Flowers laugh before thee on their beds,
And fragrance in thy footing treads;
Thou dost preserve the stars from wrong,
And the most ancient heavens, through thee, are fresh and strong.
But men would not believe that in our Lord’s time; neither would they believe it after His time. Will they believe it even now? They craved after signs and wonders; they saw God’s hand, not in the common sights of this beautiful world; not in seed-time and harvest, summer and winter; not in the blossoming of flowers, and the song of birds: but only in strange portents, absurd and lying miracles, which they pretended had happened, because they fancied that they ought to have happened: and so built up a whole literature of unreason, which remains to this day, a doleful monument of human folly and superstition.
But is not this too true of some at least of us in this very day? Must not people now see signs and wonders before they believe in God?
Do they not consider whatever is strange and inexplicable, as coming immediately from God? While whatever they are accustomed to, or fancy that they can explain, they consider comes in what they call the course
of nature, without God’s having anything to do with it?
If a man drops down dead, they say he died “by the hand of God,” or “by the visitation of God:” as if any created thing or being could die, or live either, save by the will and presence of God: as if a sparrow could fall to the ground without our Father’s knowledge. But so it is; because men’s hearts are far from God.

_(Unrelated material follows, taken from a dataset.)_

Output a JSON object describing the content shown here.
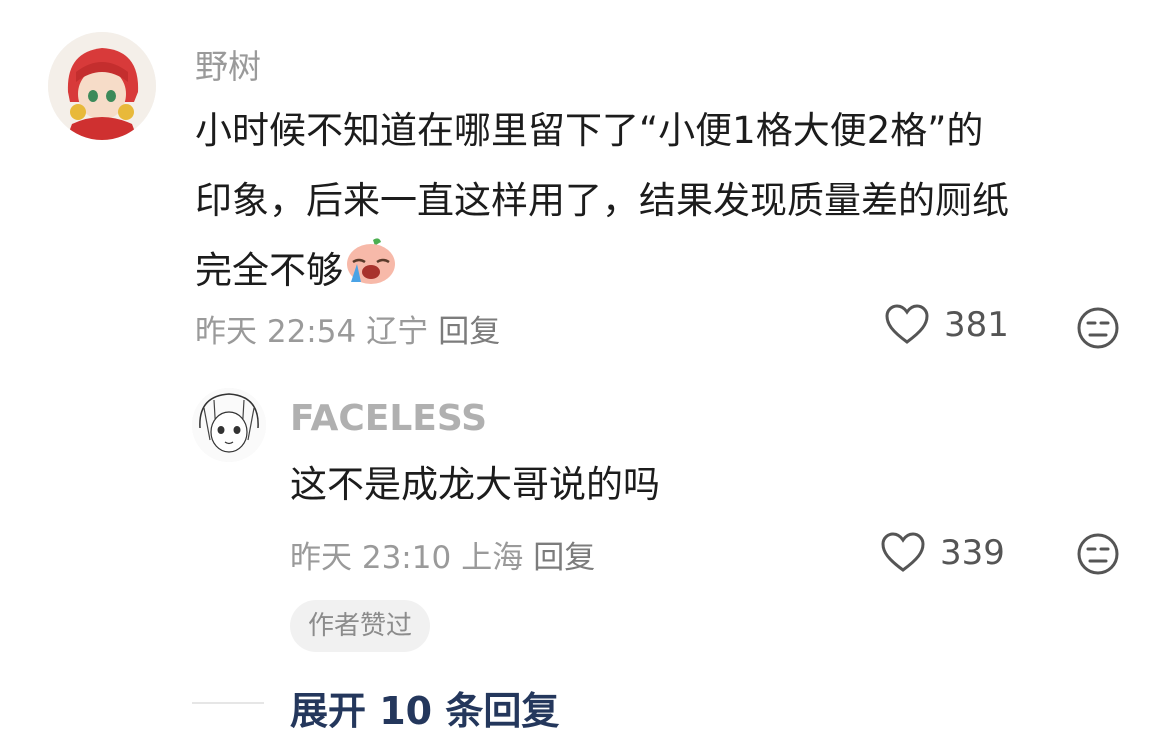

If an earthquake swallowed up half London this very day, how many would be ready to cry, “Here is a visitation of God. Here is the immediate hand of God. Perhaps Christ is coming, and the end of the world at hand.” And yet they will not see the true visitation, the immediate hand of God, in every drop of rain which comes down from heaven; and returneth not again void, but gives seed to the sower and bread to the eater. But so it always has been. Men used to see God and His power and glory almost exclusively in comets, auroras, earthquakes. It was not so very long ago, that the birth of monstrous or misshapen animals, and all other prodigies, as they were called, were carefully noted down, and talked of far and wide, as signs of God’s anger, presages of some coming calamity.—Atheists while they are in safety, superstitious when they are in danger—Requiring signs and wonders to make them believe—Interested only in what is uncommon and seems to break God’s laws—Careless about what is common, and far more wonderful, because it fulfils God’s laws—Such have most men been for ages, and will be, perhaps, to the end;
shewing themselves, in that respect, carnal and no wiser than dumb animals.